Annabel Schick
Email address
ku.oc.liamtoh@kcihcs.lebannaBiography
I am a graphic designer looking to take on new challenges and work with other professionals to create new and compelling design responses to briefs. I love to work on projects that have some form of social impact and that work towards social change. During my degree, my work has focused on designing communicative systems and concepts. This has included creating protest movement *British When it Suits to designing my thesis: Brexit, Lies and Propaganda.
Portfolio
Brexit, Lies and Propaganda
A visual response to my written thesis: A semiotic analysis of the visual language and media of the 2016 'Vote Leave' campaign, and how this can be read as propaganda. The main body of the book contains as many pages as there have been weeks following the referendum, showing the lingering presence of Brexit and how it continues to consume UK politics. On the pages containing the text of the thesis, white space is used to reflect the divide in the country and the proportion of the referendum result, with around 52% of the page being used and the other 48% being left blank. Finally, on the fore edge spine of the book, I have chosen to represent the dichotomy between truth and myth, as these words become visible depending on which direction you bend the book to show the hidden message, much like the concealed messages of the pro-Brexit campaign.





24 Point
This publication explores all the lead typography, spacing, furniture and leading in the LCC letterpress workshop at 24 point. The LCC letterpress workshop is one of the most substantial collections in the UK. The lead type used in the workshop pre-dates to when the college was formally the London College of Printing, descended from the St Bride's Foundation Institute Printing School, established in 1894. The collection has missing letters, numbers and punctuation as the workshop has moved space over the years. In a few years LCC will be moving to a new building. With this comes the fear that the letterpress collection will not make the transition to the new building, with the university opting to focus its resources more on digital design, rather than traditional forms of printmaking. This publication captures the letterpress workshop in a moment of time and aims to catalogue this in the event that printing methods such as this are lost over the coming decades.





Women in Publishing (WiP)
This publication worked to give a typographic representation to what was an oral history of the protest group Women in Publishing. The group aimed to change the publishing industry to improve working conditions, pay and more for women in the industry.

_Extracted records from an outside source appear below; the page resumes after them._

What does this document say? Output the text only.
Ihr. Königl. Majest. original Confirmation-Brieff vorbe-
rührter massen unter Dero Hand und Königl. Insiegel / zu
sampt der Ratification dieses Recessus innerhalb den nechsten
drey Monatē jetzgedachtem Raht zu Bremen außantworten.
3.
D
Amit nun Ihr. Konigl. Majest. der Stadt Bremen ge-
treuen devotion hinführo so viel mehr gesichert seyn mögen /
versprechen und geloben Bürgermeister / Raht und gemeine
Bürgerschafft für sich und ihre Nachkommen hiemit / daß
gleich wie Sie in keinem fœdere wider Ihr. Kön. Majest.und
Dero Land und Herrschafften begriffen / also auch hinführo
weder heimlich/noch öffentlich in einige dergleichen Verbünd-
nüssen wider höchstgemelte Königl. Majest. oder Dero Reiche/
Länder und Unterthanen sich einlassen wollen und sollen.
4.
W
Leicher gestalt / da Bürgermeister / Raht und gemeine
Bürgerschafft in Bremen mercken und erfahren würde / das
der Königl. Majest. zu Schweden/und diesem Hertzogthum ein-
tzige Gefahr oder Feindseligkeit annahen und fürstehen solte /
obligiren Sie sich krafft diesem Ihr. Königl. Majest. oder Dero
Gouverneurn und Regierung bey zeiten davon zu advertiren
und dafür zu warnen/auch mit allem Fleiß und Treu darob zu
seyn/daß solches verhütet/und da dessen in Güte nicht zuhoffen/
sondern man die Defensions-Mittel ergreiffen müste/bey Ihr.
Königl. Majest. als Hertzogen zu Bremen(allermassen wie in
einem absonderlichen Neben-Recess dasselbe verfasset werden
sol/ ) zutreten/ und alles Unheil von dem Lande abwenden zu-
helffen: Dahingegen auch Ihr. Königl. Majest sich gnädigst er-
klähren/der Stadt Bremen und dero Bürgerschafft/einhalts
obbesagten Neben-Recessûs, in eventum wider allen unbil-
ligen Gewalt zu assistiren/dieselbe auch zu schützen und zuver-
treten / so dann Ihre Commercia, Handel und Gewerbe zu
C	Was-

The Women in Publishing oral history aimed to create a permanent record of women who worked in publishing in the 1970s, 80's and 90's. Surviving records of WiP and women's experiences during this period have been lost or are non-existent. The project, found at https://www.womeninpublishinghistory.org.uk/ formed the basis of my project, in which I listened to the recordings and archival material about the movement, which led me to transcribe and design a typographic response to what I found, an incredibly moving movement. I would like to acknowledge all the women who campaigned for greater working rights in publishing, the WiP history website in which all of the interviews have been sourced, and the interviewees that have been used in the creation of this publication.